Farmer Focus: Beef is good, but harvest is a salvage job

Isn’t farming brilliant? 2020 – the year that just keeps on giving. I write this in between showers, or rather, large deluges of rain.
The trouble with having all your eggs in one basket is that it tends to bite you later on. Spring barley harvest is painful.
Normally we grow about 40ha (100 acres) of barley – this year we’ve had to grow 242ha (600 acres). There are acres of crop that are pinned to the floor, damaged by the weather.
The header on the combine is so low it’s almost like a bulldozer. We are pushing soil from one end of the field to the other.
The combine feels like a disabled Lancaster bomber running on three Merlins gently falling back in the bomber stream. It’s unable to keep up with the corn cart or the dryer.
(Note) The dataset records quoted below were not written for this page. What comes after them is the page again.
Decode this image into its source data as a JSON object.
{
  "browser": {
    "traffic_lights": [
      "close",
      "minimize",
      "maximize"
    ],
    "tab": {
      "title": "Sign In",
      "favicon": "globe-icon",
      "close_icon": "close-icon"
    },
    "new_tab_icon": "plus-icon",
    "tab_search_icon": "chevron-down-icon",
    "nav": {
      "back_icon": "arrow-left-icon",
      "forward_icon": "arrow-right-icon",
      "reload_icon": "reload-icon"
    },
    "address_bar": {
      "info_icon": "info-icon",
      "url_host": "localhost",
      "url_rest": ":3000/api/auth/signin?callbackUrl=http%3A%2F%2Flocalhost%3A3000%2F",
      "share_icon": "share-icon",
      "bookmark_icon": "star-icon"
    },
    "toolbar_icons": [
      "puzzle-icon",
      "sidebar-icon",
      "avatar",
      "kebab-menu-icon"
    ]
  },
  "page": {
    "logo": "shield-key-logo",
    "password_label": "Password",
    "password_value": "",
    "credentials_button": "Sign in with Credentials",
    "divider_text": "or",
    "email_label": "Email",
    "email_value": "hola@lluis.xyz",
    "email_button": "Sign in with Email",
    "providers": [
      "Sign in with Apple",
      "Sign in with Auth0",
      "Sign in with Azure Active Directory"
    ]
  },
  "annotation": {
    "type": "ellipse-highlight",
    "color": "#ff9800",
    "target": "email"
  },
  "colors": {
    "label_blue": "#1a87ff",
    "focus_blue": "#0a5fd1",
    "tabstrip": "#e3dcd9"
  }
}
See also: Harvest 2020 news
In real terms we are about two weeks behind where we should be. Drivers and machines are swapping between getting the harvest in and trying to drill oilseed rape.
The drilling team is getting on far better than the harvest team.
We are just about going to scrape our bale count, and with yields of spring barley varying between 8.15t/ha (3.3t/acre) on the better land to just above 1t/acre on the strong land, we’ll have a fair heap to feed going forward.
Fat cattle prices remain strong, with commercial animals running at about £3.78/kg-plus.
This is the level we need to be at in an unsubsidised world. There is a general buzz in the beef industry at the moment as we seem to be the consumer’s sweetheart.
This needs maintaining and then every part of the beef supply chain can prosper.
Feedlotting is exciting at the moment, with a good intake of cattle in the yard and a good show of forward numbers waiting in the wings.
The cattle that are being presented to me are fairly fit and will only be on the farm for about 60 days before being ready to be replaced.
After spending hours trying to bleed up the fuel lines on a machine recently and completely losing it with my eldest daughter, it was gently pointed out to me the tank was empty – I’ll call that harvest fatigue.
Doug Dear farms 404ha of arable land and runs a custom feedyard, contract-finishing 1,500-1,700 cattle a year near Selby, North Yorkshire. Cattle are finished to deadweight specifications as well as sold at Selby Auction Mart.